Orlando and Mina go on without Quartermaine and discover the anti-Christ is a pistache of J.K. Rowling's Harry Potter. This will probably be the most talked about bit from 2009 but I don't think it's the most interesting. After they realize what they are facing they report back to Prospero, and give themselves one night to rest and more importantly to have sex before facing the end of the world.
This is important because when Orlando and Mina do battle with the Harry Potter/anti-christ they do so as lesbians, man is not in this fight. During the course of the fight Quartermaine does manage to restrain himself from suicide long enough to show up and prolong the fight, not exactly saving Mina and Orlando but helping them out a bit. He is then killed by a lightingbolt from Harry's penis.

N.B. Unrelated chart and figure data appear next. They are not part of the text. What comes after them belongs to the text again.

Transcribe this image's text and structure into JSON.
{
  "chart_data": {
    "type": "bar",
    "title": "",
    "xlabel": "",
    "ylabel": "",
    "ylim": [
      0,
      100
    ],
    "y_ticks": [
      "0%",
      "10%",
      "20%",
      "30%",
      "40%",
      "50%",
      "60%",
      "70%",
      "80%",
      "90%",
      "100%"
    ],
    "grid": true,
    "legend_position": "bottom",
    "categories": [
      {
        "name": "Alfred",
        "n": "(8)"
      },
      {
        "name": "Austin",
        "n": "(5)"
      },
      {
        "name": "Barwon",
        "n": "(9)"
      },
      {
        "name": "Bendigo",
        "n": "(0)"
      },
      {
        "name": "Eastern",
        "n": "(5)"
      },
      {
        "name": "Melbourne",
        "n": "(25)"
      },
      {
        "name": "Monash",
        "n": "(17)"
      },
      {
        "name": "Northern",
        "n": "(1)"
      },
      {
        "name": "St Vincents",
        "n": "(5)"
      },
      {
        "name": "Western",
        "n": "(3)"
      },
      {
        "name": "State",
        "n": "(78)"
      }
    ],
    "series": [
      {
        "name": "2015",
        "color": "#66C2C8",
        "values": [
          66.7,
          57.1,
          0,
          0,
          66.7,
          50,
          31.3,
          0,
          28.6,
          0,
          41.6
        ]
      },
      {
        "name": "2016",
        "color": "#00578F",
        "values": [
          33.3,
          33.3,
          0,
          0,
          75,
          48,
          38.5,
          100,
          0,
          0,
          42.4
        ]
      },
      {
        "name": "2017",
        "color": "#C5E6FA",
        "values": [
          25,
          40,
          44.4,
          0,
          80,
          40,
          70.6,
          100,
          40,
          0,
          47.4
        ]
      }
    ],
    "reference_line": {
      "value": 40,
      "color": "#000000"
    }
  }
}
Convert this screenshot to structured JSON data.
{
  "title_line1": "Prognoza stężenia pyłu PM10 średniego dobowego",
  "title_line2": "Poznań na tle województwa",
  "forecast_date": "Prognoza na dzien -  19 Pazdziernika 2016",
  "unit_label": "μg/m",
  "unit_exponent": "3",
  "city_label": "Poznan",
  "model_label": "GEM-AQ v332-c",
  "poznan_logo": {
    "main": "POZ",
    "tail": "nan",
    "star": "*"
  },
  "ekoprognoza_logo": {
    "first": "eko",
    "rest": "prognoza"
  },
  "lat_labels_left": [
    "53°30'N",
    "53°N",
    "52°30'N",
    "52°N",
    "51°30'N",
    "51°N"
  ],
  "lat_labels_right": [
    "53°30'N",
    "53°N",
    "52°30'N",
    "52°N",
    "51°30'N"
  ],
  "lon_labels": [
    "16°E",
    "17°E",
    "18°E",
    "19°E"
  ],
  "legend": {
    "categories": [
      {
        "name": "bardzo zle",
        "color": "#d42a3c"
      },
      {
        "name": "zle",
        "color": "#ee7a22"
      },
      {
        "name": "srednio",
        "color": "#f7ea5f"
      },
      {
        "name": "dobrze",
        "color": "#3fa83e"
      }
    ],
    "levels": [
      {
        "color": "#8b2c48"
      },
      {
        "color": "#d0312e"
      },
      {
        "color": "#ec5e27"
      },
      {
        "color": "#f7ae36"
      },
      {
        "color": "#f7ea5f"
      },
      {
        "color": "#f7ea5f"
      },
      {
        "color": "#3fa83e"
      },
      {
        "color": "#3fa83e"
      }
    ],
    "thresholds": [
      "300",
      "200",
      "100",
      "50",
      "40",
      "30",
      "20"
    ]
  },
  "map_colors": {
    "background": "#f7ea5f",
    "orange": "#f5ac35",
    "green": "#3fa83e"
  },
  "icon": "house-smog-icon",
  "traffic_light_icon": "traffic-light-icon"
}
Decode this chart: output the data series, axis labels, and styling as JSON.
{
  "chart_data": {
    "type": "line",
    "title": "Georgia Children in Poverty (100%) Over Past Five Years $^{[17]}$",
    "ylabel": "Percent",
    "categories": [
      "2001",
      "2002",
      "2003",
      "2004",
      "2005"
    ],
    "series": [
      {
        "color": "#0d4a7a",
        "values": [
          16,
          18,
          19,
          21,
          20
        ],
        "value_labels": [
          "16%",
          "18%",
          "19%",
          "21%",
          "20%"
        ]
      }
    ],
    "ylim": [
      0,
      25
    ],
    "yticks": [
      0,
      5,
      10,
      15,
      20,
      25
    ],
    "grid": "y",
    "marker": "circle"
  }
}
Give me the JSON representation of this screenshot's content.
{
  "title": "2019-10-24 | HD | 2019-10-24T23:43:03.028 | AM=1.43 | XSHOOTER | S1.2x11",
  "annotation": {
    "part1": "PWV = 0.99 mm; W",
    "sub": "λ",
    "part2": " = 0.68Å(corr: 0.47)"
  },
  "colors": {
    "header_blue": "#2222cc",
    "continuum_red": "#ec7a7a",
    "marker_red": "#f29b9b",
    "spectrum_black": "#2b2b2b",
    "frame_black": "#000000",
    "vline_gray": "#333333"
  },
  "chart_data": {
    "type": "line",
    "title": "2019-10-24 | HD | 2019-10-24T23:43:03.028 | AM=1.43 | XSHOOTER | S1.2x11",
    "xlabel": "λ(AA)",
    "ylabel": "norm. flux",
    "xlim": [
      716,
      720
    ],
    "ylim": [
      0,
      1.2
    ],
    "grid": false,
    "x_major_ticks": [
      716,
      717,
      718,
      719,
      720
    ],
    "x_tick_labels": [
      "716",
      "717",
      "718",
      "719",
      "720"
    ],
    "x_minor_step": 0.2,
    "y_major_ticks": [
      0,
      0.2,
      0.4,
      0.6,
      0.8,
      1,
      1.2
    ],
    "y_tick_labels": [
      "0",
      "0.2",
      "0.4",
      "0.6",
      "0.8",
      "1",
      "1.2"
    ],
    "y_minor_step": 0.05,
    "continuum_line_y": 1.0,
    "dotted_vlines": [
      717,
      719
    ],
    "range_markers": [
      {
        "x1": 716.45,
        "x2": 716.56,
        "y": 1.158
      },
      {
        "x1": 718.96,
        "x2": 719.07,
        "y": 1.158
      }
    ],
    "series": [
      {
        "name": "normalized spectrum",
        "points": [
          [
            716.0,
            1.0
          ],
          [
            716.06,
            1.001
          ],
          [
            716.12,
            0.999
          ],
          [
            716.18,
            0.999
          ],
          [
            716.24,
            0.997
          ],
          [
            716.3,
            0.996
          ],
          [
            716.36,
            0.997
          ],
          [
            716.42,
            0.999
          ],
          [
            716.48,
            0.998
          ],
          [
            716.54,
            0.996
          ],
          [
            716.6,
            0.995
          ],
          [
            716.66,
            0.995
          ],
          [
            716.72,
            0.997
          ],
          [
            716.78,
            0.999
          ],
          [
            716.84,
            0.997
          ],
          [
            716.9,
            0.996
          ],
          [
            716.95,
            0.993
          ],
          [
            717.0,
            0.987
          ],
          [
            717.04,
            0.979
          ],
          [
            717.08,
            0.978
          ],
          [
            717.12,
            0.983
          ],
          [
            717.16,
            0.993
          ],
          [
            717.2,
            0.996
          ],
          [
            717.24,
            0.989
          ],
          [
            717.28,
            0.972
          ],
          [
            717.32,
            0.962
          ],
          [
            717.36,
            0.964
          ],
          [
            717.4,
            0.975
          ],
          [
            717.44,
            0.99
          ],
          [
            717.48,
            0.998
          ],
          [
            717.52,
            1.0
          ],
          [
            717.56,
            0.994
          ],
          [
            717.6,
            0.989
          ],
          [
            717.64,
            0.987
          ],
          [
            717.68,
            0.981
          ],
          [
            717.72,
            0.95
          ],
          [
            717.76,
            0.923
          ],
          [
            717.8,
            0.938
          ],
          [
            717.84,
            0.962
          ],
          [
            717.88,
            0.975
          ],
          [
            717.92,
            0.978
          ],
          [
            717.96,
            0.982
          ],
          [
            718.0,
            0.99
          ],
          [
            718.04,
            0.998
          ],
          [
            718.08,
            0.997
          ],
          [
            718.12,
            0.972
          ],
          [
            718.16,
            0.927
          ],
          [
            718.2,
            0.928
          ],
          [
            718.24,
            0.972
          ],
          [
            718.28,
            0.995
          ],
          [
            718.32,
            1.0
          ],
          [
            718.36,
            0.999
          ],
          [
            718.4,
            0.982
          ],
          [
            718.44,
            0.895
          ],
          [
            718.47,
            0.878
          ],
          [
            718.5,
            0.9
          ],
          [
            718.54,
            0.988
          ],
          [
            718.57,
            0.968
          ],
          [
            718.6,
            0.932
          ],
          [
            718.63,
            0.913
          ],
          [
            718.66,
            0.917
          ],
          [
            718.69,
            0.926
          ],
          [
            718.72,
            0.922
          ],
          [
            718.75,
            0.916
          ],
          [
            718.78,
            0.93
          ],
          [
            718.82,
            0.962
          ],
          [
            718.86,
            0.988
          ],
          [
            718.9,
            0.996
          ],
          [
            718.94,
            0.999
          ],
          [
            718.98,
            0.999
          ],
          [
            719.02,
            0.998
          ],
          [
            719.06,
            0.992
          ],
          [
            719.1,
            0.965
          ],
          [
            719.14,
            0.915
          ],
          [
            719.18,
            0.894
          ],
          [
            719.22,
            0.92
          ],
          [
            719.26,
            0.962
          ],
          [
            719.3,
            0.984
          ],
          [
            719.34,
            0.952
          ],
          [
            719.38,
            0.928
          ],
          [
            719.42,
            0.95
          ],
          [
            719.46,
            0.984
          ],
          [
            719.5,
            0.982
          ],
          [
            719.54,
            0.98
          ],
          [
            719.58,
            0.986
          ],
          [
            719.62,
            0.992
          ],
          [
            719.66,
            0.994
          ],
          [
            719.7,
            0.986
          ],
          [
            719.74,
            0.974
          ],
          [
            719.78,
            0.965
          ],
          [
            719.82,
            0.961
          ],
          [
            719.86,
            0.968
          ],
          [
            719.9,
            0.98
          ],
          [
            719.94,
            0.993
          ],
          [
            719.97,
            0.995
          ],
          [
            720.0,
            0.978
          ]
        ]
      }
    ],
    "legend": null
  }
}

This all feels absolutely horrible to any reader who cared about the relationship between Mina and Alan, but it's all symbolic of the fall of men and the rise of women and the death of Western Civilization, it's what the story is about. This episode references King Lear and the abruptness of the tragedy here feels very much like the 5th Act of King Lear, where all hope of reconciliation is lost. The undead skull of Oliver Hado comments as much when he tells Mina and Orlando that they haven't prevented the Apocalypse, they've stolen it from him. Mary Poppins also shows up and takes out Anti-christ Harry. So it's all women here at the end, even M16 and her girlfriends who show up and transport the remaining ladies to the immortality pool. This isn't a condemnation of lesbianism but it is a simple statement about how Western Civilation's relationship between men and woman has now irrevocably collapsed and women together cannot produce a child sexually, which is a kind of a apocalypse. Mina reinforces these notions in the closing pages when she comments that as bad a flirt as Orlando is as a woman she's worse as a man, men aren't going to make it not even in the League of Extraordinary GENTLEMEN, but women will live on.
With all of that said, Moore has said there will be another chapter in the story of the League and it will take place only a few years later, possibly 2010-11. So I'm hoping fans will give this story a deeper look and consider the themes I've talked about in this review. Moore has really tapped into something with these stories, he's almost predicting the future in a way that's he's not getting credit for because I don't think many people understand what he's writing about. This graphic novel is attempting to write about the death of the civilization that birthed the fictions from which it was created. And it presents a dark vision of the present. I had more than a few goosebumps over the scene that references "school shootings" in the U.S., given the events of Friday. A brilliant, brilliant piece of fiction that should be read by everyone.